In the current situation, the XGBoost model that I have trained is only producing a single class for the unseen dataset though the accuracy that I have received on then validation set is around 64% which is not bad for my use case.
In my current use case, I am trying to predict a target class for each text written and these are 18 odd classes and the total data set size is just over a 1000 rows (very small) but my primary question is that why XGB is only producing a single class.
I am using the following code to achieve this:
#tf-idf verctor representation
tfidf_vect = TfidfVectorizer(analyzer='word',
stop_words=stopwords_custom,
max_features=total_features,
lowercase=True)
fitted_vectorizer = tfidf_vect.fit(X_train)
xtrain_tfidf = fitted_vectorizer.transform(X_train)

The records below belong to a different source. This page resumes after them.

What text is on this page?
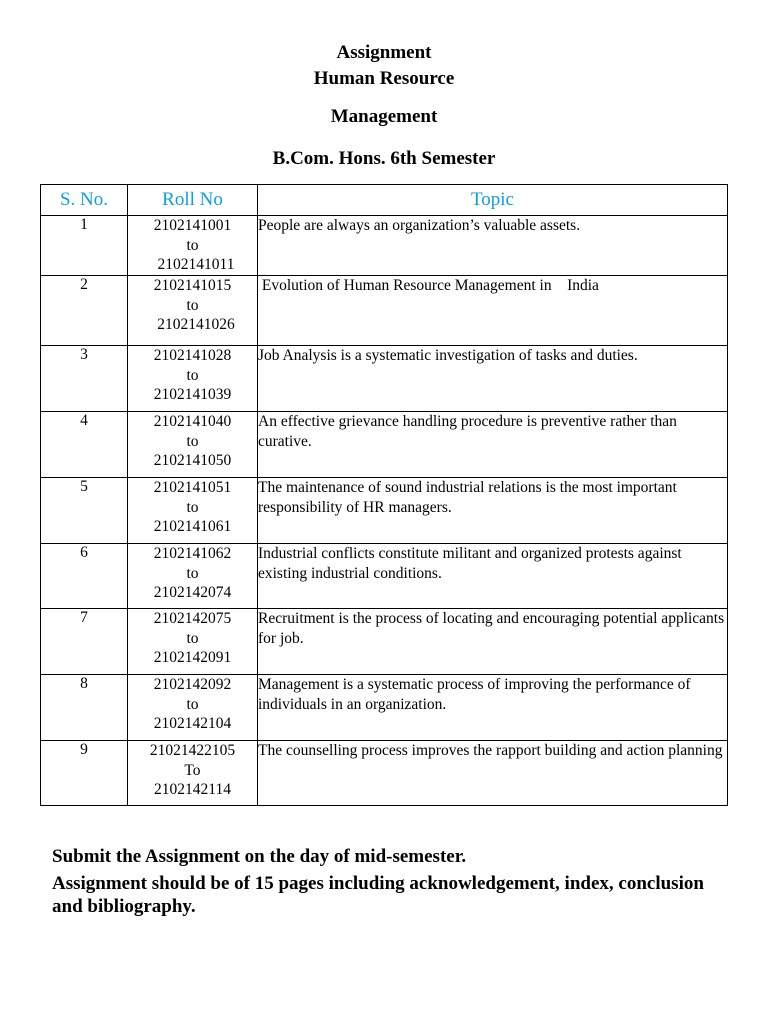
Assignment
Human Resource
Management
B.Com. Hons. 6th Semester
S. No.	Roll No	Topic
1	2102141001
to
2102141011	People are always an organization’s valuable assets.
2	2102141015
to
2102141026	Evolution of Human Resource Management in    India
3	2102141028
to
2102141039	Job Analysis is a systematic investigation of tasks and duties.
4	2102141040
to
2102141050	An effective grievance handling procedure is preventive rather than curative.
5	2102141051
to
2102141061	The maintenance of sound industrial relations is the most important responsibility of HR managers.
6	2102141062
to
2102142074	Industrial conflicts constitute militant and organized protests against existing industrial conditions.
7	2102142075
to
2102142091	Recruitment is the process of locating and encouraging potential applicants for job.
8	2102142092
to
2102142104	Management is a systematic process of improving the performance of individuals in an organization.
9	21021422105
To
2102142114	The counselling process improves the rapport building and action planning
Submit the Assignment on the day of mid-semester.
Assignment should be of 15 pages including acknowledgement, index, conclusion and bibliography.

xval_tfidf = fitted_vectorizer.transform(X_val)
#Running the XGB model
xgb_params = {"max_depth": (3,5,7),'n_estimators': (50,100,150),
'reg_alpha':[0.1,0.5,1],'reg_lambda':[1,1.5,2],'min_child_weight':[2,4,6]}
from xgboost import XGBClassifier
xgb_clf = XGBClassifier()
grid_xgb = GridSearchCV(estimator=xgb_clf,
param_grid=xgb_params,
cv=5,
n_jobs=-1)
grid_xgb.fit(xtrain_tfidf,y_train)
print(grid_xgb.best_params_)
print(grid_xgb.best_score_)
#Training the model with best params
final_xgb = XGBClassifier(max_depth = 5,
reg_alpha = 1,
reg_lambda = 1,
n_estimators = 100,
objective='multi:softmax',num_class=18,
random_state=42)
final_xgb.fit(xtrain_tfidf,y_train)
final_xgb_predict = final_xgb.predict(xval_tfidf)
xgb_accuracy = metrics.accuracy_score(final_xgb_predict, y_val)
print ("XGBoost > Accuracy: ", xgb_accuracy)
Where am I going wrong?
Where am I going wrong?
TLDR: you are training/making predictions using sparse data matrices, but you should be using dense data matrices. Convert your fitted_vectorizer.transform(X)
results to dense using <ndarray>.todense()
method, and see if the situation improves.
XGBoost interprets an empty cell as a missing value, rather than a 0 count.
If you replace XGBClassifier
with some Scikit-Learn classifier (eg. GradientBoostingClassifier
) then your existing code would work as expected. The reason being that Scikit-Learn interprets empty cells differently, as 0 counts.